Bu konuda ortaya çıkan ihtiyaca uygun değişiklik yapılması kaçınılmazdır:
* Medeni Kanunun "Kadının Soyadı"nı düzenleyen 187. maddesi Anayasa'nın 41. maddesiyle güvence altına alınan "eşlerarası eşitlik ilkesine" (Anayasa 2001 değişikliği) ve Anayasa'nın 10. maddesinde yer alan "kadın erkek eşit haklara sahiptir" (Anayasa 2003 değişikliği) kuralına aykırıdır.
* Yeni Medeni Kanunda "ailede eşlerin eşit haklara sahip olmaları ilkesine" aykırı tek hüküm vardır, o da 187. maddede yer alan "Kadının Soyadı" kuralıdır. Evlilik bölümündeki diğer bütün maddeler "eşler" sözcüğü ile başladığı halde soyadı konusunda "kadının soyadı" denilmekte ve eşitlik ilkesine aykırı davranılmaktadır.

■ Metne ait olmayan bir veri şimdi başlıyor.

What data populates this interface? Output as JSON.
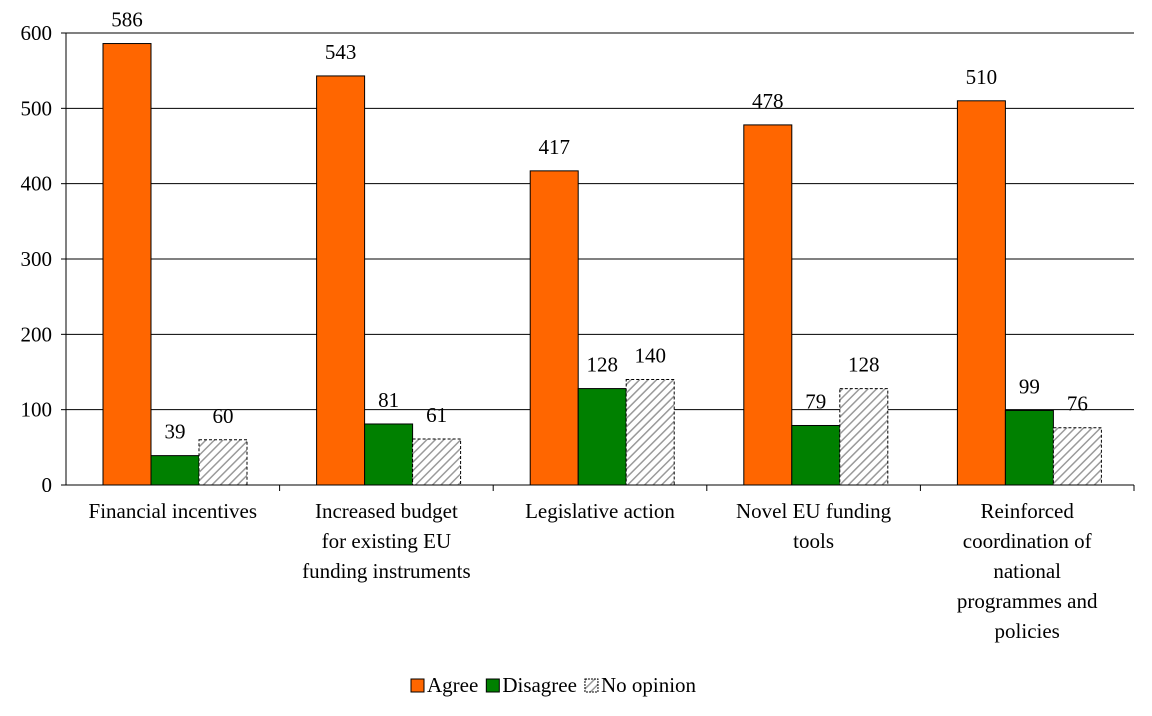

* "Kadının Soyadı" kuralı, aynı zamanda Avrupa İnsan Hakları Sözleşmesi'nin 14. maddesine ve Kadınlara Karşı Her Türlü Ayrımcılığın Kaldırılması Sözleşmesi'nin (CEDAW) 16. maddesine aykırıdır.
* Çağdaş hukuk sistemlerinde kadınların toplumsal yaşamda tanındığı soyadını evlenince de kullanmaya devam etmesi en doğal ve yasal hakkı olduğu kabul edilmiştir. (Bkz. Nazan Moroğlu, Kadının Soyadı 'master tezi', Beta yayını, 2000)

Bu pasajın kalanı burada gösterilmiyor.